En ese contexto, un alto funcionario estadounidense citado por The Telegraph adelantó que Londres podría quedar especialmente bajo la lupa. "Espero que el Reino Unido reciba una atención especial debido a su gran potencial", aseguró.
En paralelo, desde Washington reconocieron que el plan de inversión presentado por el gobierno británico representa un avance, aunque consideraron que todavía resulta insuficiente frente a las nuevas exigencias mundiales.
La alerta más fuerte llegó cuando la fuente del medio inglés habló de la posibilidad de modificar el posicionamiento norteamericano respecto de Malvinas. "Puedo afirmar que las conversaciones son francas y no se descarta ninguna opción", sostuvo el funcionario.
Sin embargo, Estados Unidos mantiene una posición de neutralidad respecto de la disputa de soberanía entre la Argentina y el Reino Unido, aunque reconoce la administración británica del archipiélago.
De hecho, el embajador estadounidense en Buenos Aires, Peter Lamelas, había ratificado esa postura a mediados de agosto. "Los Estados Unidos tienen una posición de neutralidad sobre las islas. Eso no ha cambiado", afirmó.
La advertencia generó repercusiones inmediatas en el Reino Unido. El gobierno británico ratificó este sábado que su respaldo a las islas es "inquebrantable" y sostuvo que continuarán siendo un territorio británico de ultramar de acuerdo con los deseos de sus habitantes.
De todos modos, el episodio tampoco es completamente nuevo. En abril trascendió un correo interno del Pentágono en el que se mencionaba la posibilidad de reconsiderar la posición estadounidense sobre Malvinas como respuesta a diferencias con Londres vinculadas con la guerra contra Irán.
En aquel momento, el secretario de Estado, Marco Rubio, le restó trascendencia al documento y aseguró que se trataba simplemente de "un mail con algunas ideas".
La nueva advertencia vuelve a colocar a Malvinas dentro de las negociaciones estratégicas entre Washington y Londres.
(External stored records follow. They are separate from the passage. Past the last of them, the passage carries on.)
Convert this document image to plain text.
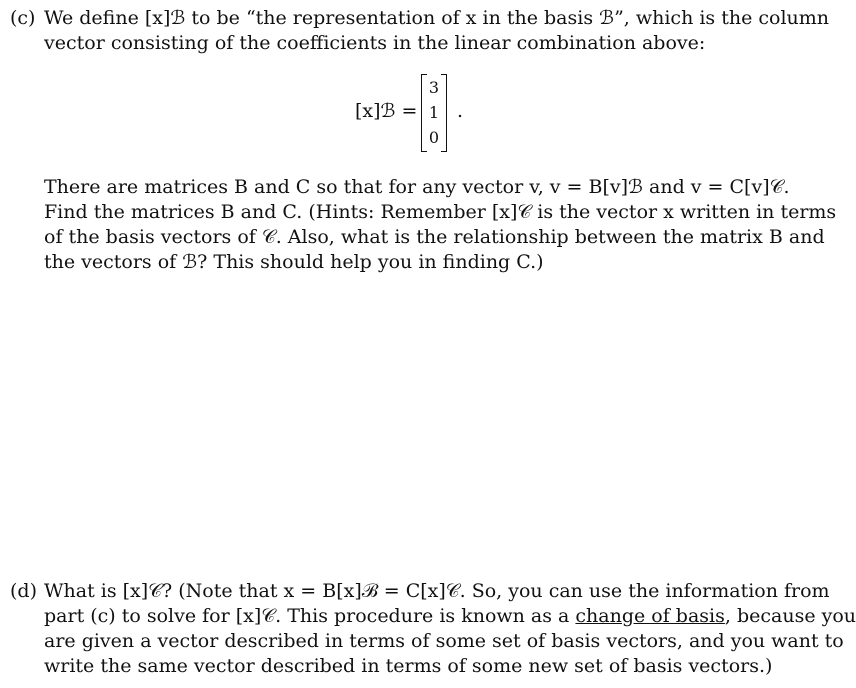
(c) We define [x]ℬ to be “the representation of x in the basis ℬ”, which is the column
vector consisting of the coefficients in the linear combination above:
[x]ℬ =
3
1
0
.
There are matrices B and C so that for any vector v, v = B[v]ℬ and v = C[v]𝒞.
Find the matrices B and C. (Hints: Remember [x]𝒞 is the vector x written in terms
of the basis vectors of 𝒞. Also, what is the relationship between the matrix B and
the vectors of ℬ? This should help you in finding C.)
(d) What is [x]𝒞? (Note that x = B[x]ℬ = C[x]𝒞. So, you can use the information from
part (c) to solve for [x]𝒞. This procedure is known as a change of basis, because you
are given a vector described in terms of some set of basis vectors, and you want to
write the same vector described in terms of some new set of basis vectors.)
Sin embargo, por el momento se trata de una herramienta de presión planteada dentro de la revisión estadounidense de sus alianzas militares y no de un respaldo formal al reclamo argentino.
Mientras tanto, Argentina sostiene de manera permanente su reclamo de soberanía sobre las Islas Malvinas, Georgias del Sur y Sandwich del Sur y los espacios marítimos correspondientes.
Además, reclama la reanudación de las negociaciones con el Reino Unido para encontrar una solución pacífica a la disputa, en línea con las resoluciones adoptadas por las Naciones Unidas.
Por el momento, la posibilidad planteada desde Washington no se tradujo en una modificación oficial de su política respecto del archipiélago.
Sin embargo, que la cuestión de Malvinas aparezca dentro de las herramientas de presión hacia Londres vuelve a colocar la disputa de soberanía en un escenario internacional de fuerte peso diplomático.
Mientras tanto, la advertencia suma un nuevo elemento a la relación entre ambos aliados y deja abierta la expectativa sobre hasta dónde está dispuesto a avanzar el gobierno estadounidense para conseguir mayores compromisos en materia de defensa.